Ernesto Maria Ruffini, l’ex direttore dell’Agenzia delle Entrate, nel suo ultimo libro (‘Più uno: La politica dell’uguaglianza’) inserisce un dato eloquente: “Le entrate erariali che possono ancora essere considerate progressive non raggiungono neanche il 40% del totale”.
Il resto, oltre il 60% delle tasse pagate in questo Paese, ormai non è più calcolato sulla base della capacità dei cittadini di contribuire (come invece prevede la Costituzione).
È ormai quasi tutto ‘flat’
È semplicemente ‘flat’, uguale per tutti come aliquota, ma riservato a pochi e profondamente diseguale proprio a causa della diversità dei redditi e dei patrimoni: sono le flat tax degli autonomi, le cedolari secche sugli affitti, i prelievi sui redditi da capitale, sulle successioni, quelli sulla rivalutazione ad aliquota ridotta di attività non quotate, i redditi dominicali agricoli che in certi casi consentono di calcolare somme irrisorie; sono naturalmente le imposte indirette, ma sono soprattutto una miriade di regimi speciali in gran parte a favore di 4,6 milioni di contribuenti (su 42 milioni) soggetti all’imposta sui redditi delle persone fisiche.

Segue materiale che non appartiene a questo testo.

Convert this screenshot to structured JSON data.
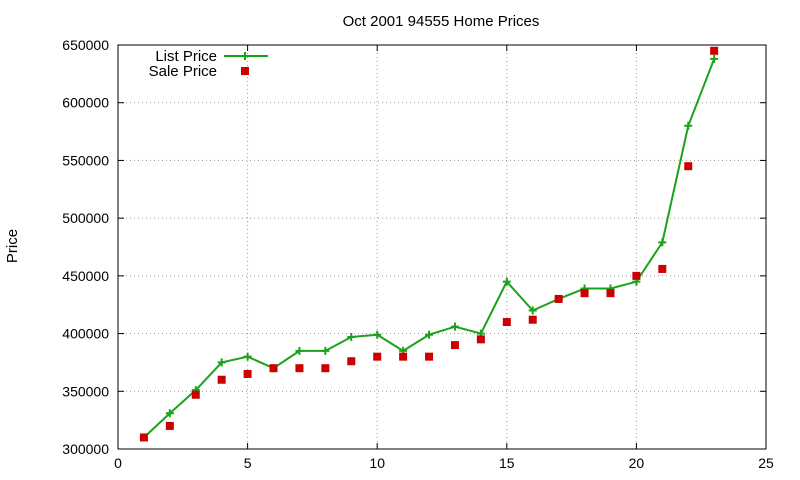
{
  "chart_data": {
    "type": "line",
    "title": "Oct 2001 94555 Home Prices",
    "xlabel": "",
    "ylabel": "Price",
    "xlim": [
      0,
      25
    ],
    "ylim": [
      300000,
      650000
    ],
    "xticks": [
      0,
      5,
      10,
      15,
      20,
      25
    ],
    "yticks": [
      300000,
      350000,
      400000,
      450000,
      500000,
      550000,
      600000,
      650000
    ],
    "grid": true,
    "legend_position": "top-left",
    "series": [
      {
        "name": "List Price",
        "style": "line-plus",
        "color": "#1aa31a",
        "x": [
          1,
          2,
          3,
          4,
          5,
          6,
          7,
          8,
          9,
          10,
          11,
          12,
          13,
          14,
          15,
          16,
          17,
          18,
          19,
          20,
          21,
          22,
          23
        ],
        "y": [
          310000,
          331000,
          351000,
          375000,
          380000,
          370000,
          385000,
          385000,
          397000,
          399000,
          385000,
          399000,
          406000,
          400000,
          445000,
          420000,
          430000,
          439000,
          439000,
          445000,
          479000,
          580000,
          638000
        ]
      },
      {
        "name": "Sale Price",
        "style": "square-markers",
        "color": "#cc0000",
        "x": [
          1,
          2,
          3,
          4,
          5,
          6,
          7,
          8,
          9,
          10,
          11,
          12,
          13,
          14,
          15,
          16,
          17,
          18,
          19,
          20,
          21,
          22,
          23
        ],
        "y": [
          310000,
          320000,
          347000,
          360000,
          365000,
          370000,
          370000,
          370000,
          376000,
          380000,
          380000,
          380000,
          390000,
          395000,
          410000,
          412000,
          430000,
          435000,
          435000,
          450000,
          456000,
          545000,
          645000
        ]
      }
    ]
  }
}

Con o senza evasione, il fisco è diventato ingiusto
L’accumularsi di regimi speciali per elettori ‘speciali’ fa sì che in Italia la progressività delle tasse – la sua equità – sia molto indebolita. Anche se fosse senza evasori, il Paese sarebbe fiscalmente molto ingiusto.
Il tema non è al centro del confronto politico
Alla fine il trattamento più iniquo è quello del lavoro dipendente che di fatto è senza regimi di favore. Ma il tema non sembra essere entrato nell’agenda del governo e neanche del Paese. Eppure, non è giunto il momento di rimettere la giustizia fiscale al centro del dibattito pubblico?